Other days are more upbeat. One recent morning began with an office development meeting, followed by calls to actors and writers about projects. Then he raced off to an audition for the role of a nefarious record engineer in an Elmore Leonard movie, Be Cool, and spent the afternoon in the Brill Building with a music editor, working on a rough soundtrack for the GreeneStreet thriller Slow Burn, watching the film frame by frame and choosing scary car-chase sounds and love-scene mood music. “My life is an ADD person’s dream,” Stevens jokes.

If it’s busy now, well, it’s only going to get worse: Over the next few months, GreeneStreet will start shooting several films simultaneously, including a documentary about the New York Cosmos soccer team and a musical, Romance and Cigarettes, directed by Turturro and starring James Gandolfini, Susan Sarandon, and Kate Winslet. And the partners don’t just drop by their movie sets; they tend to live there. “They are extremely involved,” says Yakin. “They look at the dailies, they comment on the script, they talk to you about the performances, they come to the set and help you deal with insane actors.”

Stevens and Penotti have never done a traditional buddy flick together. Maybe it cuts too close to the bone. Sharing power in a partnership can be stressful, but for nearly a decade they’ve found a way to make it work, no doubt because theirs is such an enduring friendship; even on weekends, you’re likely to find Penotti at Stevens’s country home in the Hudson Valley.

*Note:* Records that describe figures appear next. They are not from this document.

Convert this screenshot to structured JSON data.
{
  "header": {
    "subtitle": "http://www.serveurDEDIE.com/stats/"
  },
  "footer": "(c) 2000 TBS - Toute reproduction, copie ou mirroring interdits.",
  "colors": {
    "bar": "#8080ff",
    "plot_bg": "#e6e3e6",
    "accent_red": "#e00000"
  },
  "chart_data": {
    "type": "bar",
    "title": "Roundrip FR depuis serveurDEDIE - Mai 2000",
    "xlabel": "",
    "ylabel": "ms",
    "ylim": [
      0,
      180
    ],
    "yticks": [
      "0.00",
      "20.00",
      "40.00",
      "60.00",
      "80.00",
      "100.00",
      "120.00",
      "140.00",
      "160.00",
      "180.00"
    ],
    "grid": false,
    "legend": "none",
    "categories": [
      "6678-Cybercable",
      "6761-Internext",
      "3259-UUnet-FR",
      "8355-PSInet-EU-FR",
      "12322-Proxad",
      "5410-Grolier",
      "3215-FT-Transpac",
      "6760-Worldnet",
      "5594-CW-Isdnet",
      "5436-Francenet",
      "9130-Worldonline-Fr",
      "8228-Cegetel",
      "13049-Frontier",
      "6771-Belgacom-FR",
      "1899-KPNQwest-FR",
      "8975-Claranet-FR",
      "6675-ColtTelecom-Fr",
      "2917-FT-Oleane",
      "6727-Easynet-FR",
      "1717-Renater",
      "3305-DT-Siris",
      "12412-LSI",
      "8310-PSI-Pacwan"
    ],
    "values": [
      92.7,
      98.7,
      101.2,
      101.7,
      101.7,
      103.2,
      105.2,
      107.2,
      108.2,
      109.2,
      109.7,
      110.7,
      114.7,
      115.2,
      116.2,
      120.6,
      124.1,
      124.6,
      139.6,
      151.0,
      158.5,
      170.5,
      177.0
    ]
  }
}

Late one recent afternoon, they are passing that basketball back and forth, as usual, while talking deals and deciding what to do that night—attend the premiere of Big Fish? Playboy’s 50th-birthday party? “Come on, dude,” Stevens says with almost comic urgency. “You should come to the movie with me.” You’d think they could use a night off, but in fact they’d rather hang out together.

“I’ve always had a problem with commitment,” Stevens admits. “But this has taught me to commit to something. John and I feel like we’re both married to the company.”